All three novels address similar themes: the eternal struggle between ideology, spirituality and the reality of embodied existence. Reading Christ Recrucified as a young man, I didn’t understand the history of Greece as an occupied country under Muslim rule (although my trips to Crete this year have helped me understand things a little). What struck me, inevitably, was the conflict between bodily pleasure and spiritual enlightenment. Both Zorba and Temptation wrestle with the same issues with different emphases.
This heightened sense of dualism between the world of the body and the world of the mind/spirit was something that I identified with as a young man, filled with both desire and idealism. As an older man, both my desire and my idealism feel less dominating and more integrated with each other. I don’t think mind/spirit and matter are two completely different things that will never live together comfortably. Quite the opposite, I don’t think you can have one without the other. My friend Tom Oord tells me this makes me a dual aspect monist. You’ll probably have to look that up; I did.

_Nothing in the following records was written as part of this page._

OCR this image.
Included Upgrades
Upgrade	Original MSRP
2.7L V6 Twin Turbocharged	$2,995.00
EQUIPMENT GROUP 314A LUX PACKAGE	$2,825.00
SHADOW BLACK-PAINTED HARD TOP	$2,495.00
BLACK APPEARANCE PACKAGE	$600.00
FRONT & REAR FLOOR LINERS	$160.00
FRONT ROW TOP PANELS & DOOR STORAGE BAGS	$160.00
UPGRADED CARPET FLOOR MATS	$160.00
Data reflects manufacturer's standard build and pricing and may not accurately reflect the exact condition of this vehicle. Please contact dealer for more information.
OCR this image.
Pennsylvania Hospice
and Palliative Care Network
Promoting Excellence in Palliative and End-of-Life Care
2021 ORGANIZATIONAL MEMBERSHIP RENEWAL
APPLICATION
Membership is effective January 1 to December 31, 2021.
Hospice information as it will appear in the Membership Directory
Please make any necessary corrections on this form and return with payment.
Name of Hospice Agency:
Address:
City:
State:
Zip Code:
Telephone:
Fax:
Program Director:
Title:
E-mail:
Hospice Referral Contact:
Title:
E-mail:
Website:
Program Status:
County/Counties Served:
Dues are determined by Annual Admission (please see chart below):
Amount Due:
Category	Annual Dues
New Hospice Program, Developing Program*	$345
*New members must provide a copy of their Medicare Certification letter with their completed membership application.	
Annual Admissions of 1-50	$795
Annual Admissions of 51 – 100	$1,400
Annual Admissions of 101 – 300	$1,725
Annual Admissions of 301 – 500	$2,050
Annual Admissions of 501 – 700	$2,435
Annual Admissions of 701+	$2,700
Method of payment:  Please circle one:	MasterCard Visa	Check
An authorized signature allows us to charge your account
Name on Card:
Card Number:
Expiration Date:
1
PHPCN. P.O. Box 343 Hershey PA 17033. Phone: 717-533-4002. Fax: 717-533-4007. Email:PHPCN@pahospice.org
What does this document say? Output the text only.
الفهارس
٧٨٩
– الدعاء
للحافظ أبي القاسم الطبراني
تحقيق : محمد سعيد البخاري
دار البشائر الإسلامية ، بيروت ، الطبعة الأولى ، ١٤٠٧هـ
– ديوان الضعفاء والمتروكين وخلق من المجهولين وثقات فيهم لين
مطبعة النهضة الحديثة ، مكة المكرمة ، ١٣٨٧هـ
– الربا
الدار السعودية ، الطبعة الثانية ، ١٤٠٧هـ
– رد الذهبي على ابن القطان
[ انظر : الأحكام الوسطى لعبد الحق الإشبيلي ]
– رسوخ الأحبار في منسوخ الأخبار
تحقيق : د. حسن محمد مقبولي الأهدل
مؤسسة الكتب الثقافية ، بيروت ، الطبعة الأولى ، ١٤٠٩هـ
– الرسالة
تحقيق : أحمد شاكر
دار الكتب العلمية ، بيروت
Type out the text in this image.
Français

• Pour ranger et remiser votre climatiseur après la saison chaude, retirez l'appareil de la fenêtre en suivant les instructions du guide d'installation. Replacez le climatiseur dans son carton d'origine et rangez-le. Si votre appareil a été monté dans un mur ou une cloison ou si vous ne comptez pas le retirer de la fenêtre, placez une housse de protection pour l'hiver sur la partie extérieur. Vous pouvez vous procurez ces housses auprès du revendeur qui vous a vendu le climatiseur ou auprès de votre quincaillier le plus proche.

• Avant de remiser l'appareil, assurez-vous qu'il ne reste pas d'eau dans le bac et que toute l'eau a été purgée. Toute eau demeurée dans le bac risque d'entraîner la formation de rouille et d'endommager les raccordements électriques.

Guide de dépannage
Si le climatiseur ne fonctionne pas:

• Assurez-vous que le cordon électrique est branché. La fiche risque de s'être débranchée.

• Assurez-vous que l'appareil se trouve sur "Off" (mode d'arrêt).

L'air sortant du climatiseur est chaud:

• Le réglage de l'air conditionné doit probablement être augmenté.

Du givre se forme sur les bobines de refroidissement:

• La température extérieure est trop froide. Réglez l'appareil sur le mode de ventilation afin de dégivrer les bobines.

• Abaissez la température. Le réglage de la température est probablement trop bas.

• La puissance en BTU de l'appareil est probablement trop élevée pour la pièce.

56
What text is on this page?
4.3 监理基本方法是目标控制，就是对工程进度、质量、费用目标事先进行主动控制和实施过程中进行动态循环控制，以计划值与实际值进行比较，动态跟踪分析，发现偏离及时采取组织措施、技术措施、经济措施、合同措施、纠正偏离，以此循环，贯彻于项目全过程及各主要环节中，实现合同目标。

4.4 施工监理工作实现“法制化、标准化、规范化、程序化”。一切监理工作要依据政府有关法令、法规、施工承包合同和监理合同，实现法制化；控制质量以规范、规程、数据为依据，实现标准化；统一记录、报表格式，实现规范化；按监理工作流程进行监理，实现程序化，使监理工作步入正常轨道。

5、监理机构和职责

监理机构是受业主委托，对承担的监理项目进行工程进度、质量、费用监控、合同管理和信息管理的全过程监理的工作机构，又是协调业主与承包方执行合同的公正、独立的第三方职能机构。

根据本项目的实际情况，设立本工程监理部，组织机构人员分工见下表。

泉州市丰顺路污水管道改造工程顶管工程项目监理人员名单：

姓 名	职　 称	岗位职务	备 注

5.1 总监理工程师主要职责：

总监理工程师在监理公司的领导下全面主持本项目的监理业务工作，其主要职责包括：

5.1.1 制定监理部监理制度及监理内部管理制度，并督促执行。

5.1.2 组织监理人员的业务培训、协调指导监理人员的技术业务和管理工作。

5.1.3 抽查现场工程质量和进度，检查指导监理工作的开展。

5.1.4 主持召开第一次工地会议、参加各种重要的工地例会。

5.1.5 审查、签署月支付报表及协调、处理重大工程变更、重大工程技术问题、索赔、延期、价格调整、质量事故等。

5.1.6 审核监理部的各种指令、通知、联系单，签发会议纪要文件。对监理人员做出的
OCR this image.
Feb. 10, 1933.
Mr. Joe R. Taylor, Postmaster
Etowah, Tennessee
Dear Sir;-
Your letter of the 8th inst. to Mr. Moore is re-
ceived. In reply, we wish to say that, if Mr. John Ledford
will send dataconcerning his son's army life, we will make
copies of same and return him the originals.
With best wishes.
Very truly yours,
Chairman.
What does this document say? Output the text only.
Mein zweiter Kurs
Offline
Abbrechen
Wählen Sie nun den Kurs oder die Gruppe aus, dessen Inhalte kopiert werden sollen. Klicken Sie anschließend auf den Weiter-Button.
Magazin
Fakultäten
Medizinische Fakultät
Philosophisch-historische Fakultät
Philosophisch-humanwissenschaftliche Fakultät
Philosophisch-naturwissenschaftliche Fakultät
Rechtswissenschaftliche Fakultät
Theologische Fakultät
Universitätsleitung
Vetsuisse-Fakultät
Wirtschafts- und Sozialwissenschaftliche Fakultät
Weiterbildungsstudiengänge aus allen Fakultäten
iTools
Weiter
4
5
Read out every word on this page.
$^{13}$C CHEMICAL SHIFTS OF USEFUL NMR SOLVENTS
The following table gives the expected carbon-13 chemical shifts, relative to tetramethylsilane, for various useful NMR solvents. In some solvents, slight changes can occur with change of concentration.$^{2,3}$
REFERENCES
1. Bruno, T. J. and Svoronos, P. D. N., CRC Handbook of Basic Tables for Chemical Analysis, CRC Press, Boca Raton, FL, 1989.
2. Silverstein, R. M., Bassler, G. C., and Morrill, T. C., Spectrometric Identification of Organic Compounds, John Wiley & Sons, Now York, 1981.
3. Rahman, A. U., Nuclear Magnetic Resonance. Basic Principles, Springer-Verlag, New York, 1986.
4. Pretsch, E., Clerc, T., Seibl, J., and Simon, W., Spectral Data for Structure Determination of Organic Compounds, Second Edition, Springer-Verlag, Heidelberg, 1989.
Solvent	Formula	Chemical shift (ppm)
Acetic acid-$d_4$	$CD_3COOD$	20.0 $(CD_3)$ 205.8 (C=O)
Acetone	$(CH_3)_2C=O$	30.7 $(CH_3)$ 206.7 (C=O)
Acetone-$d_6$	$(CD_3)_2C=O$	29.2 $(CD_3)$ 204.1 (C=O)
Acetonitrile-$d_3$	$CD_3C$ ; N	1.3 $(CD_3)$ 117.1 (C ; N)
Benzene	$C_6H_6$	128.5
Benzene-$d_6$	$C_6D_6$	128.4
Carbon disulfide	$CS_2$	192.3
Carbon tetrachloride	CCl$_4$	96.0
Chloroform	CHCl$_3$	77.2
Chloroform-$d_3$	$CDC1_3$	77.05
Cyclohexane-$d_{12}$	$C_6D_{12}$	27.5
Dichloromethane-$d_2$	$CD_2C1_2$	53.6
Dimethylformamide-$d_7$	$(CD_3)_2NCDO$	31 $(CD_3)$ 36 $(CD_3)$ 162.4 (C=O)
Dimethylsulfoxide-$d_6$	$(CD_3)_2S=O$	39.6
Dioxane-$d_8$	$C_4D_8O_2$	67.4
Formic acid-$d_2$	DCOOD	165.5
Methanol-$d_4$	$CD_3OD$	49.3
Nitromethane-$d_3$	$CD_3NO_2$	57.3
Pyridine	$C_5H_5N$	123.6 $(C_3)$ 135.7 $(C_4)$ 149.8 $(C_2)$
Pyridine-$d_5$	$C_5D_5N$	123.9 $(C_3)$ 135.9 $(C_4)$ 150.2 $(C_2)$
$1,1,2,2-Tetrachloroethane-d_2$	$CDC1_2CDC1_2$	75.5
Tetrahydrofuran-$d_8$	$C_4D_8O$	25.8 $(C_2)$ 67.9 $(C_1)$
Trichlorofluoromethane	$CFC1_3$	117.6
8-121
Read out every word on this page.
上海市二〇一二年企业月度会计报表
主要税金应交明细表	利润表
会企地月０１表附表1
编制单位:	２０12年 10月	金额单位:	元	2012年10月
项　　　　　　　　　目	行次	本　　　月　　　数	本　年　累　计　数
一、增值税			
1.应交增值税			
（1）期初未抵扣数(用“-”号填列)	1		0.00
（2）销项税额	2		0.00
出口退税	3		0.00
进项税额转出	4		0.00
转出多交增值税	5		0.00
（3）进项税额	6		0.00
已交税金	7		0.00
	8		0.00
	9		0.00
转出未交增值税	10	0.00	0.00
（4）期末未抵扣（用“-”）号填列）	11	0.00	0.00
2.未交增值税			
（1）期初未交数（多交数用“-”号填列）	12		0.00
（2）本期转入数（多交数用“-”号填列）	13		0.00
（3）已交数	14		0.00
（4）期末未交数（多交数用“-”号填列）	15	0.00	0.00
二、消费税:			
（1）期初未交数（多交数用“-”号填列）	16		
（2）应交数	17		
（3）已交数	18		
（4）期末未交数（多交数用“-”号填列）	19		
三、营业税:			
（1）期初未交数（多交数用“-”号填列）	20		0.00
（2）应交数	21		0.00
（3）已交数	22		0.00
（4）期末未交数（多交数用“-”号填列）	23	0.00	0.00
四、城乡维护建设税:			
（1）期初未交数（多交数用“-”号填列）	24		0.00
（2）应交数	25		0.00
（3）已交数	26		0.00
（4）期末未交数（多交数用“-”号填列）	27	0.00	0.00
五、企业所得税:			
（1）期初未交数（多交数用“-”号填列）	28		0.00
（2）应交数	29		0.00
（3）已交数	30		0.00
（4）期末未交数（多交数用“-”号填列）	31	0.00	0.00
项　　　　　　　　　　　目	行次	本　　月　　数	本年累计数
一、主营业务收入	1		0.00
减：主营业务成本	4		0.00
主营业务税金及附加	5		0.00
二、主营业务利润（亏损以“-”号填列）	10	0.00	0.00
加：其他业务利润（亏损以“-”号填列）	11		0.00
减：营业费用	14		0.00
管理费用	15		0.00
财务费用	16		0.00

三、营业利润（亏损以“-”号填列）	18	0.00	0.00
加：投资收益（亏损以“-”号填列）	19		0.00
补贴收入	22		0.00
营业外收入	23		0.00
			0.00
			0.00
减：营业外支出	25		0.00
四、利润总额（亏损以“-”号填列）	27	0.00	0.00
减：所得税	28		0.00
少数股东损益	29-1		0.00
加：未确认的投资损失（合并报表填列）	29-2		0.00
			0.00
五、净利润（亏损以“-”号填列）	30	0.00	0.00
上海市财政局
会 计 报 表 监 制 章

Unlike Epimenides, Kazantzakis is everywhere in Crete. The ‘national’ airport is named after him; he has a heritage centre in his hometown and a statue. If you’ve never read any of his books, I highly recommend them. He may not feel able to fully reconcile ideas, desires, ideals and politics, but his desire to have all of these on show in his novels means that he creates the kinds of books that I love (The Name of the Rose is my favourite).